12.4Any agreement with a sub-contractor must terminate automatically on termination of this Agreement.
13Force Majeure
13.1Neither party shall be liable to the other or be deemed to be in breach of this Agreement by reason of any delay in performing, or any failure to perform, any of its obligations in relation to this Agreement, if the delay or failure was due to any cause beyond that party’s reasonable control. Without limiting the foregoing, the following shall be regarded as causes beyond a party’s reasonable control:
13.1.1Act of God, explosion, flood, tempest, fire or accident;
13.1.2war or threat of war, sabotage, insurrection, civil disturbance or requisition;
13.1.3acts, restrictions, regulations, byelaws, prohibitions or measures of any kind on the part of any governmental, parliamentary or local authority;
13.1.4power failure or breakdown in machinery.
13.2Subject to Clause 13.3 below, should any event of force majeure continue for longer than thirty (30) days, this Agreement shall automatically terminate.
13.3The Controller may by written notice within the period specified in Clause 13.2 above extend such period for up to three (3) months at its sole discretion.
14Waiver
14.1No waiver by either party of any breach of the terms of this Agreement by the other shall be considered as a waiver of any subsequent breach of the same or any other provision.
15Severability
15.1If any provision of this Agreement is held by a court or other competent authority to be invalid or unenforceable in whole or in part the validity of the other provisions of this Agreement and the remainder of the provision in question shall not be affected.
16Notice
16.1Notices shall be in writing and shall be sent to the other Party marked for the attention of the person at the address set out below. Correctly addressed notices sent by first-class mail shall be deemed to have been delivered three Working Days after posting and correctly directed facsimile and email transmissions shall be deemed to have been delivered at 9am on the next Working Day following transmission provided that they are confirmed by a confirmation copy being sent within one Working Day by first-class mail.

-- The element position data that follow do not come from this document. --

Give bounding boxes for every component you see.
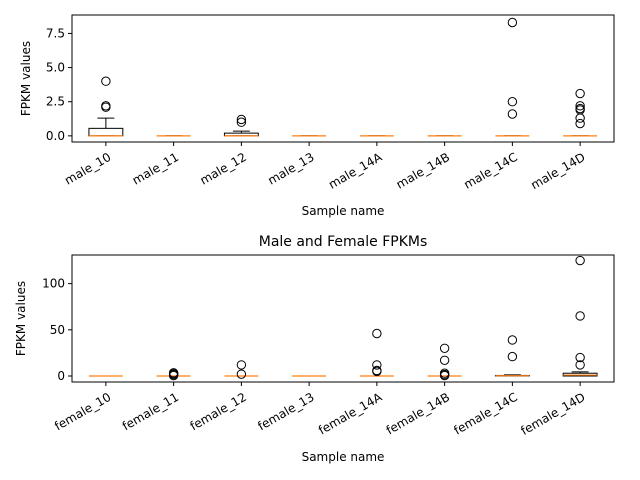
axes-frame-1	[71, 14, 615, 143]
x-tick-label: male_13	[265, 150, 316, 188]
outlier-point	[507, 335, 518, 345]
x-tick-label: female_10	[52, 390, 113, 433]
y-axis-label: FPKM values	[14, 281, 28, 356]
outlier-point	[575, 113, 585, 123]
outlier-point	[439, 343, 450, 353]
outlier-point	[575, 311, 585, 321]
outlier-point	[372, 328, 382, 339]
x-tick-label: male_14D	[528, 150, 587, 192]
outlier-point	[236, 360, 247, 370]
x-tick-label: male_14C	[461, 150, 519, 192]
x-tick-label: female_12	[188, 390, 249, 433]
x-tick-label: male_14A	[326, 150, 385, 192]
outlier-point	[439, 355, 450, 365]
outlier-point	[101, 76, 111, 86]
axes-frame-2	[71, 254, 615, 383]
outlier-point	[507, 97, 518, 107]
x-tick-label: male_12	[198, 150, 249, 188]
outlier-point	[575, 255, 585, 266]
x-tick-label: female_14A	[316, 390, 385, 438]
chart-title: Male and Female FPKMs	[259, 234, 428, 250]
x-tick-label: male_10	[62, 150, 113, 188]
x-axis-label: Sample name	[302, 450, 385, 464]
outlier-point	[439, 370, 450, 381]
outlier-point	[575, 360, 585, 370]
outlier-point	[101, 102, 111, 112]
y-tick-label: 7.5	[46, 26, 65, 40]
x-tick-label: female_14D	[518, 390, 587, 438]
y-tick-label: 0.0	[46, 129, 65, 143]
x-tick-label: female_11	[120, 390, 181, 433]
outlier-point	[575, 88, 585, 99]
y-tick-label: 0	[57, 369, 65, 383]
y-tick-label: 50	[50, 323, 65, 337]
outlier-point	[236, 369, 247, 379]
outlier-point	[168, 370, 179, 381]
outlier-point	[575, 101, 585, 111]
x-tick-label: female_14B	[384, 390, 452, 438]
x-tick-label: male_14B	[394, 150, 452, 192]
y-tick-label: 100	[42, 277, 65, 291]
y-tick-label: 5.0	[46, 61, 65, 75]
outlier-point	[372, 366, 382, 377]
x-axis-label: Sample name	[302, 204, 385, 218]
y-tick-label: 2.5	[46, 95, 65, 109]
outlier-point	[372, 360, 382, 370]
x-tick-label: female_14C	[451, 390, 520, 438]
x-tick-label: male_11	[130, 150, 181, 188]
outlier-point	[236, 114, 247, 125]
y-axis-label: FPKM values	[19, 41, 33, 116]
outlier-point	[507, 17, 518, 28]
outlier-point	[575, 118, 585, 129]
x-tick-label: female_13	[255, 390, 316, 433]
box-iqr	[88, 127, 124, 137]
outlier-point	[507, 351, 518, 362]
outlier-point	[575, 352, 585, 363]
outlier-point	[236, 117, 247, 127]
outlier-point	[507, 109, 518, 119]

16.2Notice by telephone must be confirmed by the party giving notice in writing within 24 hours of the telephone call.
16.3No form of electronic communication other those specified in this Agreement may be used for the purposes of transmitting any form of notice under this Agreement.
16.4If to the Controller notices shall be sent to:
16.4.1Name:[insert];
16.4.2Address: [insert];
16.4.3Facsimile Number: [insert];
16.4.4Telephone Number: [insert].
16.5If to the Processor notices shall be sent to:
16.5.1Name:[insert];
16.5.2Address: [insert];
16.5.3Facsimile Number: [insert];
16.5.4Telephone Number: [insert].
17Third Parties
17.1[The parties confirm their intent not to confer any rights on any third parties by virtue of this Agreement and accordingly the Contracts (Rights of Third parties) Act 1999 shall not apply to this Agreement.]
18Whole Agreement
18.1Each party acknowledges that this Agreement contains the whole agreement between parties and that it has not relied upon any oral or written representation made to it by the other.
19Assignment
19.1This Agreement is personal as between the parties and the Processor can only assign the benefit of this Agreement with the Controller’s prior written consent.
20Relationship
20.1Nothing in this Agreement and no action taken by the parties pursuant to this Agreement shall constitute, or be deemed to constitute, the parties a partnership, association, joint venture or other co-operative entity.
21Governing Law and Jurisdiction
21.1This Agreement and any dispute, controversy, proceedings or claim of whatever nature arising out of or in any way relating to this Agreement or its formation, shall be governed by and construed in accordance with English law.
21.2The parties irrevocably agree that the courts of England shall have exclusive jurisdiction to hear and decide any suit, action or proceedings, and/or to settle any disputes, that may arise out of or in connection with this Agreement and, for these purposes, irrevocably submit to the exclusive jurisdiction of the courts of England and Wales.